When I was a little boy, I had a serious attack of appendicitis, which called for emergency surgery. I was in grade 3, so probably about 8 at the time, I forget. I remember as this horrible prospect unfolded, I was calm at first, but I had resolved that once I hit that operating table, I was going to scream blue murder. My deep fear was not so much the surgery, it was of having to leave my parents during such a frightening moment. Here’s s quotation from Marianne Williamson that answers this fear. I sometimes use this quotation at funerals: "I used to think that the angel of death would be a terrible thing. But I realize now that the angel of death would have to be God's most tender and understanding angel to be sent to us at such a significant, frightening moment."
So this is what ended up happening. My mother, who was at the time an RN and an operating room nurse, took a moment with me and described everything that was going to happen in as much detail as she could. And as the evening unfolded, things happened exactly as she said they would. Gradually I felt reassured, but it was more than reassurance. It was a deep sense of trust that everything was going to be ok. I remember the surgeon kept repeating over and over in an Eastern European accent, “you brave boy, you such brave boy.” I remember thinking to myself "you'd better not say anything more, I'm starting to get nervous here!" My "bravery" was directly connected to a deep, existential feeling of trust that I had in my mother, and perhaps, through that most tender revelation, God Himself.
It’s a feeling of trust that I want to share with you as your pastor. It's the feeling of trust that Mary had when she said yes to God. It’s the feeling of trust that you can have in Mary as well, know that as your mother she will not abandon you, but will direct all your cares and concerns to Jesus. So, here are 5 good reasons to trust:
Invites creativity, innovation, and risk-taking. Innovation, like the word suggests, is about bringing something new into being, and like anything new, including an unborn child, we’ve never seen it before. Will we welcome all that we bring to life?
Deepens friendship. Without trust, true, deep friendship can't survive. When a woman says yes to a proposal, she is saying yes to all that the deepest kind of friendship has to offer. When her finance proposes to her, he is offering her everything he has, trusting that she also will say yes.
Allows forgiveness and reconciliation. The risk it takes to come forward and encounter a person that has hurt you requires that existential kind of trust that Mary and Joseph must have felt as they realized the truth of what was happening.
Helps us get through difficult situations - like the situation with the surgery when I was younger.

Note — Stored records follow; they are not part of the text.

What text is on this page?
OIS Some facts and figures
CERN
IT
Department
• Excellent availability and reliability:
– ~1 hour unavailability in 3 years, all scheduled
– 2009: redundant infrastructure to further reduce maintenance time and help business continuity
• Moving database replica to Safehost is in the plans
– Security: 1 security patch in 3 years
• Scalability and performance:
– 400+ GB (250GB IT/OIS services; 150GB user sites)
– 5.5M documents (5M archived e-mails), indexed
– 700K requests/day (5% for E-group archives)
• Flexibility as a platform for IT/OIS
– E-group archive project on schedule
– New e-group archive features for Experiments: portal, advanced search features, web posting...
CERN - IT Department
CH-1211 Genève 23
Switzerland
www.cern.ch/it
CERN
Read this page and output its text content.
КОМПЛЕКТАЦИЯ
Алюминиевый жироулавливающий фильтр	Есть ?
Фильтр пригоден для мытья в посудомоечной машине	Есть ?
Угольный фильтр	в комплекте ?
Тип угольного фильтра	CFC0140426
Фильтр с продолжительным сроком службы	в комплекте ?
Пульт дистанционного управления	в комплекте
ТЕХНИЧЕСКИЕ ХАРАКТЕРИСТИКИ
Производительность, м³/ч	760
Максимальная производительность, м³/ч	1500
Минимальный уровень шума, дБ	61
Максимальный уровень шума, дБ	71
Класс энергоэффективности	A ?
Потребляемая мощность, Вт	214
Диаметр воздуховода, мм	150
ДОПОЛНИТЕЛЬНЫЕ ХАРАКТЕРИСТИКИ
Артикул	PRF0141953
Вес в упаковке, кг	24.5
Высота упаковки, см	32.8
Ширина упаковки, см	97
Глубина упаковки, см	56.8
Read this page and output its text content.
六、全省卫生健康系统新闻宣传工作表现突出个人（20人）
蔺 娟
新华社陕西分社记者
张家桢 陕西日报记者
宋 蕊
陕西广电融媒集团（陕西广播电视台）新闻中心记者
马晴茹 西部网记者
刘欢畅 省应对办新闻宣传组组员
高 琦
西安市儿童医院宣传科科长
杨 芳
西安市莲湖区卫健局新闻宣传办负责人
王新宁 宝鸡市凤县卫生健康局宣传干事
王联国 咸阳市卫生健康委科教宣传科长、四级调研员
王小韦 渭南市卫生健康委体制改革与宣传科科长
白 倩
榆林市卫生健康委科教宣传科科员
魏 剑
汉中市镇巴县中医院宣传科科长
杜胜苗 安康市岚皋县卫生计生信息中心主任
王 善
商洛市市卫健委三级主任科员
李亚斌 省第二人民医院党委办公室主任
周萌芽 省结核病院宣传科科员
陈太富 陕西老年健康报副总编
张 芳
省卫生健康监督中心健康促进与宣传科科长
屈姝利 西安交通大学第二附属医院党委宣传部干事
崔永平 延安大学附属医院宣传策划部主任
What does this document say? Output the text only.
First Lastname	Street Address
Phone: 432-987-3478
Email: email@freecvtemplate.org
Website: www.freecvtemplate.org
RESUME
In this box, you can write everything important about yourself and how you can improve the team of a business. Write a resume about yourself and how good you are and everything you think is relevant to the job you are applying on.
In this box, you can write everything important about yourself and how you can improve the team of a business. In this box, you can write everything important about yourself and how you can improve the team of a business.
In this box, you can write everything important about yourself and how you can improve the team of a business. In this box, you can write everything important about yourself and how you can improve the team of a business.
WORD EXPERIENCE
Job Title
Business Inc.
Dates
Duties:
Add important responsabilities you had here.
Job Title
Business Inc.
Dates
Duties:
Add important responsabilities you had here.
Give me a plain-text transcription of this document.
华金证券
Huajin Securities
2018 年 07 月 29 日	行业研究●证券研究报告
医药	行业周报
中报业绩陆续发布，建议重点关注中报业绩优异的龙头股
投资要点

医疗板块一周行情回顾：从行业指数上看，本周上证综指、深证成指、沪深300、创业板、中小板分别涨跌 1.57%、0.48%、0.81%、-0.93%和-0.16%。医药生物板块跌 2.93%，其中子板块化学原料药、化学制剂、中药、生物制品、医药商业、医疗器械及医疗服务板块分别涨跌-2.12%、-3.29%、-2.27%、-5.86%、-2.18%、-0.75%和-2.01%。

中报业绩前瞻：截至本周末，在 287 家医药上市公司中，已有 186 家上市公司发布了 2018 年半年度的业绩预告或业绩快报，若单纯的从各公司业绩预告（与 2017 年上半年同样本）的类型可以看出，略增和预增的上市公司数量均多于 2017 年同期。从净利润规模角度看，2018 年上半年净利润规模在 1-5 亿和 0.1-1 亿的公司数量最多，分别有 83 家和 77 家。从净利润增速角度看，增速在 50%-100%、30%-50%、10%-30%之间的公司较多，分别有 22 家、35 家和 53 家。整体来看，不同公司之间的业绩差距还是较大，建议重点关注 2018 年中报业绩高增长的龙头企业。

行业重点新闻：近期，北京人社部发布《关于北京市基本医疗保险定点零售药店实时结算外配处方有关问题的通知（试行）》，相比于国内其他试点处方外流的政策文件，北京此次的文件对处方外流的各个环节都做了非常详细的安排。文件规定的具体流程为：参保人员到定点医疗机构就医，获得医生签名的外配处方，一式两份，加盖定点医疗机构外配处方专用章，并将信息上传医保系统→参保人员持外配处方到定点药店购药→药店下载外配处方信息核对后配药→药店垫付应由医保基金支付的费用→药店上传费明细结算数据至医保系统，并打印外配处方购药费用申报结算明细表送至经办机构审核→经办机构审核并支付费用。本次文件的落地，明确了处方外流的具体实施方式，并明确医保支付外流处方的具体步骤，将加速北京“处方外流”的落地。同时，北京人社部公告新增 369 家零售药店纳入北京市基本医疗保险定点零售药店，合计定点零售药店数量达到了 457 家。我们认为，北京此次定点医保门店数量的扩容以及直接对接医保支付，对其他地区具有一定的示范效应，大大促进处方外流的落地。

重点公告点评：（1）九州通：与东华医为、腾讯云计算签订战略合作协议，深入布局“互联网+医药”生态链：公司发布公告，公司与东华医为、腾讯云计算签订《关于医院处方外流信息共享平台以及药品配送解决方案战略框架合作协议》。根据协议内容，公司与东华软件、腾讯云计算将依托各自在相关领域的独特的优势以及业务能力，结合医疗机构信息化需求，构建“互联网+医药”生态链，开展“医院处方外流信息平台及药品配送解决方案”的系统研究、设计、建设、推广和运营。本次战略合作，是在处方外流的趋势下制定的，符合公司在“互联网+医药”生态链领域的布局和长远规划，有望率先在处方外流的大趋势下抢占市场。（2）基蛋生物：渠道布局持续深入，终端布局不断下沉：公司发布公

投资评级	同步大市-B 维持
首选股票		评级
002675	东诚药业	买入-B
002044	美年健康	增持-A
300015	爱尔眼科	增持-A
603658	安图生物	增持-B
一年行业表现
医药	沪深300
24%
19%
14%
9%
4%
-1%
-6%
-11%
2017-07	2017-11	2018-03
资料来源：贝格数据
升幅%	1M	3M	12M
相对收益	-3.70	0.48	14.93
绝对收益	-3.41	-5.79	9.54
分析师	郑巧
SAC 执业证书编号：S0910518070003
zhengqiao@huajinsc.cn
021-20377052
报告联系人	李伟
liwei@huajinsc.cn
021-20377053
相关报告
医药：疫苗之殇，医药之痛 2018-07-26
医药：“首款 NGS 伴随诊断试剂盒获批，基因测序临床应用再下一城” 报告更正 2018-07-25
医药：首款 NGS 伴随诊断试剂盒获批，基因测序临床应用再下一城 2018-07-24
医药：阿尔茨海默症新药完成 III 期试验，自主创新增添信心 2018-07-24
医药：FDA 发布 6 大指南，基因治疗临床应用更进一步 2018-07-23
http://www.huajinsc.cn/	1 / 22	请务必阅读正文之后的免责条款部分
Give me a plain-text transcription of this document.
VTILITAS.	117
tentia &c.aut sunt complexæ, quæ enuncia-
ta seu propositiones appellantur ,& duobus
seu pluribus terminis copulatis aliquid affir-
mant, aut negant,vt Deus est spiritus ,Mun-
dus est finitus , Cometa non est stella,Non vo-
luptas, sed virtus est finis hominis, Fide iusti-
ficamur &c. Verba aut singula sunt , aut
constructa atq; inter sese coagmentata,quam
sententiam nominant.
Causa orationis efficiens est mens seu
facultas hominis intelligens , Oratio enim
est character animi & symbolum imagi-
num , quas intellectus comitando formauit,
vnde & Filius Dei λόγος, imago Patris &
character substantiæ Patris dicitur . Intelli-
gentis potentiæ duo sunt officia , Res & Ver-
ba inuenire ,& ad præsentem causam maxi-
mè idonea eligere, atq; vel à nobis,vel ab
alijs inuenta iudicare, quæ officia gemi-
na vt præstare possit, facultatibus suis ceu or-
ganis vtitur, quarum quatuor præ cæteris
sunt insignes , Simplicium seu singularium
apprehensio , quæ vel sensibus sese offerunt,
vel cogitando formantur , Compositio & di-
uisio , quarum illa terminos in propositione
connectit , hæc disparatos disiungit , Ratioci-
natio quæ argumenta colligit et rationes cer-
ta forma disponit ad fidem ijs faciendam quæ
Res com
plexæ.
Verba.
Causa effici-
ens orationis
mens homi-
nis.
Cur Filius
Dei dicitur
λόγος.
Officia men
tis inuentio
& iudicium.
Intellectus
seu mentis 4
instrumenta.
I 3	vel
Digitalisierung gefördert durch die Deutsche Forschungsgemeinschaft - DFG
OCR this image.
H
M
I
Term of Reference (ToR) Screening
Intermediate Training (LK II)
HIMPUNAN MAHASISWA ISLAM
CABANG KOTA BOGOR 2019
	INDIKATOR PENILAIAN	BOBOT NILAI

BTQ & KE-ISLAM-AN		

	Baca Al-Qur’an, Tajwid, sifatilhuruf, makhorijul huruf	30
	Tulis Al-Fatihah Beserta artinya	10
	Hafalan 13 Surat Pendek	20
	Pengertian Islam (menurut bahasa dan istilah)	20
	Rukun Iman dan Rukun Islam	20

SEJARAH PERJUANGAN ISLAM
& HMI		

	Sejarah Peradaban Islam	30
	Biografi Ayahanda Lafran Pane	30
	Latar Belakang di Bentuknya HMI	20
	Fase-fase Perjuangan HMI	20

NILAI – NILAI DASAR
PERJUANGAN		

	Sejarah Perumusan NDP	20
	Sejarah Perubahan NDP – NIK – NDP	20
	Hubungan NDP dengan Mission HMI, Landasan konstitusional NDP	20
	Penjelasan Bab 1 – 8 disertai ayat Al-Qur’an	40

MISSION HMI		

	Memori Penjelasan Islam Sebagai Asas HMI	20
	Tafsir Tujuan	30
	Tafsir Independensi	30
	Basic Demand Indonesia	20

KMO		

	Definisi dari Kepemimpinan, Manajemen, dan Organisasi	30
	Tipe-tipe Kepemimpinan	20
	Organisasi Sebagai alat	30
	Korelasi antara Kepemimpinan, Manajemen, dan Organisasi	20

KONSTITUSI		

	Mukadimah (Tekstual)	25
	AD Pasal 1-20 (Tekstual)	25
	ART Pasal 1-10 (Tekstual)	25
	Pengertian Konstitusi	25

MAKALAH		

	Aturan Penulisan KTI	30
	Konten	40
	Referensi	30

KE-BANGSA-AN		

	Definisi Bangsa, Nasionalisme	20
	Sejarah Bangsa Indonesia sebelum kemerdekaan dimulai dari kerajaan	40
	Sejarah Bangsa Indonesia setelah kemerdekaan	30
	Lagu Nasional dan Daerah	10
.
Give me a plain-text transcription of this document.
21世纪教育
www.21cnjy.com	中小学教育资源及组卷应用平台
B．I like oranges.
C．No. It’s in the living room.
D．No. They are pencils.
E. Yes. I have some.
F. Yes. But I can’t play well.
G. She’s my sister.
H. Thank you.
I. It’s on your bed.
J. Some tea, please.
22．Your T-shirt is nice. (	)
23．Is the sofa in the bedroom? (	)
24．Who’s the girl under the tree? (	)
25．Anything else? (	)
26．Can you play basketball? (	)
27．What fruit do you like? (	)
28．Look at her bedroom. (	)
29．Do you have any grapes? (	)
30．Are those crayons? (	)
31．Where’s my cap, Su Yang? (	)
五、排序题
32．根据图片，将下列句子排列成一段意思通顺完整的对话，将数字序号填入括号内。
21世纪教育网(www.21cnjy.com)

Allows us to surrender to God's will. I think trust is a prerequisite and a precursor to surrender. You can't surrender to God until you learn to trust him.
In our darkness and fear, think about how much God loves each and every one of you. Receive that love and turn it into trust. Feel that trust and turn it into surrender. Surrender to God and your trust will be fulfilled. I close with a familiar prayer from Thomas Merton, who no doubt felt that need for existential trust as he made the decision to abandon the world and surrender to God through his vocation as a Trappist monk:
My Lord God, I have no idea where I am going. I do not see the road ahead of me. I cannot know for certain where it will end. nor do I really know myself, and the fact that I think I am following your will does not mean that I am actually doing so. But I believe that the desire to please you does in fact please you. And I hope I have that desire in all that I am doing. I hope that I will never do anything apart from that desire.
And I know that if I do this you will lead me by the right road,
though I may know nothing about it. Therefore will I trust you always though I may seem to be lost and in the shadow of death.
I will not fear, for you are ever with me, and you will never leave me to face my perils alone.